When I have guests in my home, I provide them with an assortment of easy breakfast items, including bread. I don’t often eat bread, so if it becomes more than a few days old, it’s nice to be able to just toss it into an easy dessert.
I like a hearty, dense wholewheat naturally leavened sourdough bread, but go ahead and use your favorite or whatever you have on hand. Often, I will cube leftover bread and freeze it until I am ready to make either deep fried bread cubes for soup, or this bread pudding.
Traditional bread pudding recipes call for eggs and milk. Mine is super easy and completely vegan. I am not sure it’s even technically a bread pudding, but it’s delicious all the same.
If your bread is fairly soft, you may need to use up to 1/2 cup less liquid than the recipe calls for. Use your best judgement. If the bread pudding hasn’t thickened by 30 minutes of baking, leave it in the oven for a little longer until the liquids becomes thicker.
I like making this in my small 2 quart Le Creuset pot. Leave the lid on for part of the baking and off for the latter half.
Simple Vegan Bread Pudding
4 cups hearty bread, cubed
2 1/2 cups non-dairy milk (I use either Pacific Hemp Milk or Oat Milk these days, unless I have homemade milk available)
2 Tbsp grade B maple syrup
1/2 tsp vanilla
1 tsp Ceylon cinnamon (or whatever cinnamon you have)
1/2 baking apple, chopped small (I like Braeburn, Gala or Cameo)
2 Tbsp raisins, separated so they mix in well (opt)

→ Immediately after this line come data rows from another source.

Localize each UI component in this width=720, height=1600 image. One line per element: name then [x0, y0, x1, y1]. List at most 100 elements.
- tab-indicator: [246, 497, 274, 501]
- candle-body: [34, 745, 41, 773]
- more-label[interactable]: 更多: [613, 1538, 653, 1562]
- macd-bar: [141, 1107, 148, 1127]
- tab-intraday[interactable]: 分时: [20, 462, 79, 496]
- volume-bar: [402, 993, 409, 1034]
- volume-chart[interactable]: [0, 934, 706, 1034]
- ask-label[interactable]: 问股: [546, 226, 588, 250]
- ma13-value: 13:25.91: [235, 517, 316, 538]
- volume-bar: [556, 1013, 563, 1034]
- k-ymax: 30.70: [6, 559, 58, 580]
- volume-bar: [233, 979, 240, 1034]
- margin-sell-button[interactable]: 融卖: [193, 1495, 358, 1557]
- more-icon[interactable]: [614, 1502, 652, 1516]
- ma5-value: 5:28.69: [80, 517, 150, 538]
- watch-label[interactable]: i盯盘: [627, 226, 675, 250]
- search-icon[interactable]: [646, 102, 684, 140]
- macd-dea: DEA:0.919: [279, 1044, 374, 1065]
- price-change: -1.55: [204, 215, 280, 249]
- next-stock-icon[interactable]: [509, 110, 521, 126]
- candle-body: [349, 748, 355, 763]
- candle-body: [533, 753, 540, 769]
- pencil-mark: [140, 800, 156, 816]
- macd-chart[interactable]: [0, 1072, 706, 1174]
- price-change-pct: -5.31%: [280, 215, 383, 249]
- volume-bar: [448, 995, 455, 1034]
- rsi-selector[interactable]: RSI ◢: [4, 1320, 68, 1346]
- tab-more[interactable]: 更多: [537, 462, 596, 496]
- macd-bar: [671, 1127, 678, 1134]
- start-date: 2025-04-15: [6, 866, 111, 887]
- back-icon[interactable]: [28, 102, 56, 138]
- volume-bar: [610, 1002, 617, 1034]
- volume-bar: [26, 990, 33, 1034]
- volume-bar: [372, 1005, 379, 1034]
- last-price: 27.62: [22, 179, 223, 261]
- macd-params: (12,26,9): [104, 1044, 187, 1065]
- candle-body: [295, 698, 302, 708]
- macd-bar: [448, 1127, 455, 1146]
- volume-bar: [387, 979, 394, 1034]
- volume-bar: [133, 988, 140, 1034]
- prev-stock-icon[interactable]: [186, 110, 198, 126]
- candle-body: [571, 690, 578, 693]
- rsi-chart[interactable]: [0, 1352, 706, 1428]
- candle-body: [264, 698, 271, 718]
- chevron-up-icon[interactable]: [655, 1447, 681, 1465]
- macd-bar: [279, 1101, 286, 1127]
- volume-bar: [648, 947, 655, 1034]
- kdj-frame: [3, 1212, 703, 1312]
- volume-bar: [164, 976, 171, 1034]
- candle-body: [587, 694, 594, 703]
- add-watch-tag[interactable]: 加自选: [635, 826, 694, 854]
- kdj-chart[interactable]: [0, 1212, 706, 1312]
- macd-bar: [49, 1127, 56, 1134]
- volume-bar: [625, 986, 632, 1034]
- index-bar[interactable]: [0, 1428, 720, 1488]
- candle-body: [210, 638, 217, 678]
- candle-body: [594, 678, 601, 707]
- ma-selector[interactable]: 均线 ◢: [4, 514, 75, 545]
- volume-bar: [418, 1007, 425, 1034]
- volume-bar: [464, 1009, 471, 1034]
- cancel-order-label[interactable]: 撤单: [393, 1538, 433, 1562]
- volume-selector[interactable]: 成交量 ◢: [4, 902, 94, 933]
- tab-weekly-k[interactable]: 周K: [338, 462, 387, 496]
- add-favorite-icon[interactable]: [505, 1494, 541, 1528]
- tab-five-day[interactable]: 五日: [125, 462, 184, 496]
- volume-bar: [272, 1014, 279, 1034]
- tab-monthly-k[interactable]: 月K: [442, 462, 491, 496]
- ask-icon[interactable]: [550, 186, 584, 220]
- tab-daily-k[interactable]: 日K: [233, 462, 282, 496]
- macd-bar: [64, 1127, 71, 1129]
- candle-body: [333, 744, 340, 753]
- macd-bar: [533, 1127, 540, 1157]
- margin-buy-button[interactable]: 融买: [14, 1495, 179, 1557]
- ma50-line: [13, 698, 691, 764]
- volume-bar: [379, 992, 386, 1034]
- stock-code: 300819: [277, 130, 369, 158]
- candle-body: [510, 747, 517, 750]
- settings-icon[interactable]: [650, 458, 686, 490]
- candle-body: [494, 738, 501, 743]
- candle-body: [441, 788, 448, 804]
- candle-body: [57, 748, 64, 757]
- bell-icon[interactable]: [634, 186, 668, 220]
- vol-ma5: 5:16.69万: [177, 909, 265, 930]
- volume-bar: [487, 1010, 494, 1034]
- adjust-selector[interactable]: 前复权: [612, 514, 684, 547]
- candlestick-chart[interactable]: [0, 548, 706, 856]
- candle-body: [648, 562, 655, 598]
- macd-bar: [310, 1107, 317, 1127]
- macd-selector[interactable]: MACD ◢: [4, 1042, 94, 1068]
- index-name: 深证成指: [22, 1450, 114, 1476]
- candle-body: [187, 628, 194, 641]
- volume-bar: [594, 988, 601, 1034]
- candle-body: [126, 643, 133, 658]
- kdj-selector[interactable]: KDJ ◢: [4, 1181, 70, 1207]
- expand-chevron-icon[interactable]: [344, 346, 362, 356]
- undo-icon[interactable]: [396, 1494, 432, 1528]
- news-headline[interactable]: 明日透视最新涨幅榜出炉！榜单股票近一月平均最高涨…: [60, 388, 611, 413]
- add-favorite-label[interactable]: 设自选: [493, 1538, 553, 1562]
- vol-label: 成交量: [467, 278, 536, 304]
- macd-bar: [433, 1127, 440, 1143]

1. Mix all ingredients together in a large bowl. Let sit for up to a few hours or until the bread is very saturated. This will take less time for light, soft breads and more time for dense, hearty breads.
2. Heat oven to 350°.
3. Pour bread mixture into medium size baking dish with lid. Press the mixture down so it’s even and the bread is mostly covered. Bake for about 30 minutes. Leave the lid on for the first 15 minutes. Then remove lid and bake until the bread pudding is thick and starting to brown a bit on top.